Someone here is blinded by belief.

Use the Name, Luke said...

uses the common tactic of trying to overwhelm the reader or listener (especially if they are not well educated in science) with a mass of apparent data

It seems to me that telling readers that they're too stupid to understand the presented information or do their own research to check on the claims probably isn't the best of debate tactics.

data that purports to undermine current scientific thinking, no matter whether such opinions are backed by good scientific evidence,

Pardon me, but that's how the scientific method works! A scientist first develops a hypothesis based on observations, then gathers more data based on experimentation or other valid means. That data then either supports the hypothesis, causes the hypothesis to be changed, or causes it to be discarded. After sufficient testing, the hypothesis becomes a theory. But even once it's a officially a theory, new data can still have exactly the same effect on it; upholding, modifying, or destroying the theory.

For example, Einstein's discoveries modified some of Newton's theories even though they had stood for centuries and are still close enough to be useful today.

In the scientific realm, any theory is always open to being revised or discarded should new discoveries make such a move necessary.

So why are you arguing against the scientific method?

Anonymous said...

For Luke. An excellent summary of the import of the 6 pointed Star.

Study the Western Mystery Tradition for more.

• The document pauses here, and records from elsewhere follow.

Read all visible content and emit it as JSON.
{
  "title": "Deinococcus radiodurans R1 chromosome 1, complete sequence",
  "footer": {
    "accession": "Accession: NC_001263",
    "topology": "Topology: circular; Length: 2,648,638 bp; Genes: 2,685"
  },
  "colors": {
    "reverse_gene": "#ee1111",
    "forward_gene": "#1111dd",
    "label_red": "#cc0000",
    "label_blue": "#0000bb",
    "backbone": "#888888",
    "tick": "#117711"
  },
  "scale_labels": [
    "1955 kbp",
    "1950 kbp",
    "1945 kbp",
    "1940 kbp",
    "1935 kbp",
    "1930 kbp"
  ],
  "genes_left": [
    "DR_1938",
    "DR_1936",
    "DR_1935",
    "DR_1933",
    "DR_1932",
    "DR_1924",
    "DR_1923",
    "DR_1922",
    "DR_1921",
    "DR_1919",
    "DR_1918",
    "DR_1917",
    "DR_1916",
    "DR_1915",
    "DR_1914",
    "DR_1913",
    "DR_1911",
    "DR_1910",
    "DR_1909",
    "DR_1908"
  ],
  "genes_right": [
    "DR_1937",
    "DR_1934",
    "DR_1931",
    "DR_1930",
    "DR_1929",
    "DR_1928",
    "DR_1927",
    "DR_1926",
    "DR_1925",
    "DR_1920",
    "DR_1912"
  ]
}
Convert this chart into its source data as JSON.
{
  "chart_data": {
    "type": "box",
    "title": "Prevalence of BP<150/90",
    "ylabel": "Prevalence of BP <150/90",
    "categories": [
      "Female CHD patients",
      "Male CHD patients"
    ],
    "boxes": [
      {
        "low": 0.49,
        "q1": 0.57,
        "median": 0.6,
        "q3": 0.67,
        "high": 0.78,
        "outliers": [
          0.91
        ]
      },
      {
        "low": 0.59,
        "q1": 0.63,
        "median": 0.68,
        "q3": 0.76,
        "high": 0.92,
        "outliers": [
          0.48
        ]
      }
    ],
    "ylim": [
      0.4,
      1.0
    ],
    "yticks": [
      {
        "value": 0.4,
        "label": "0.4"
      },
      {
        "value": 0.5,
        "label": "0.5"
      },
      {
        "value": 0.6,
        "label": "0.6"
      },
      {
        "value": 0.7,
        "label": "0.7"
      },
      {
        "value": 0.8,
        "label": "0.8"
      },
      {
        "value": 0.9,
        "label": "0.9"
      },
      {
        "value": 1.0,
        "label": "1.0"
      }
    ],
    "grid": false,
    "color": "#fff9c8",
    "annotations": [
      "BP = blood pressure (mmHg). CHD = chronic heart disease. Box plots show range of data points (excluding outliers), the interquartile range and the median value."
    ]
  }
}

While the New Testament is a 'nice' book, it appears to have created a herd of Lambs fit only for shearing and slaughter at the will of the other.

I suspect that your Jesus would not have advocated War against the other for this "Israel" as the foundations of Israel were to be constructed of the immutable Truth and not Lies and the Blood and Bones of innocent others.

Anonymous said...

Luke as usual twists things round to make the opponents' (scientific) arguments seem like his own and then accuse the opponent of promtoting the opposite view - a perverse but very common tactic of creationists.

Anonymous said...

I note Luke has never denied being a Creationist!! So we really needn't bother to wade through any more of his prolixity, or bore ourselves with the specious links!

Use the Name, Luke said...

we really needn't bother to wade through any more of his prolixity, or bore ourselves with the specious links!

Gee, whatever happened to, "The frequently provided views of our apparently "resident religious historian" (Luke) should also be subjected to normal careful analysis"? This is precisely the kind of extreme skepticism, prejudice, and bigotry I described in the 5:35 AM comment. It's not rational analysis. It's certainly not applying the scientific method.

Anonymous said...

Luke's comments become even more weird. Now he's promoting the scientific process about evidence before conclusion, yet his religious views promote the conclusion before the evidence (ie. trying to shoehorn or distort scientific evidence to fit pre-conceived religious notions).
The Creationists have a totally literal interpretation of ancient literature that's ended up in some edited translation in Luke's version of the Bible (whatever one that it) - albeit that the authors of the biblical texts in question may well have been using allegorical or poetic language all or most of the time.

Use the Name, Luke said...

Somebody please help me out here.

4:18's responses are bizarrely disconnected from my arguments. He seems to be claiming that I'm wrong because I'm not arguing for the position I am arguing for. Or something…

Am I somehow being unclear about my position? (Check all the evidence honestly. Rejecting evidence because you don't like the conclusion it leads to is dishonest.) Could Blogger be putting my comments through a really, really bad English—>Chinese—>Navaho—>English translator? Did a Babel Fish get caught in a Cone of Silence leading to a total breakdown of meaning in the Universe? Something else?

One thing is clear, if 4:18's "monkey chattering into Dragon Dictate" responses are what it takes to be an atheist, my case for theism is only getting stronger.

Anonymous said...

I'm not surprised Luke is confused, having such a self-contradictory religion!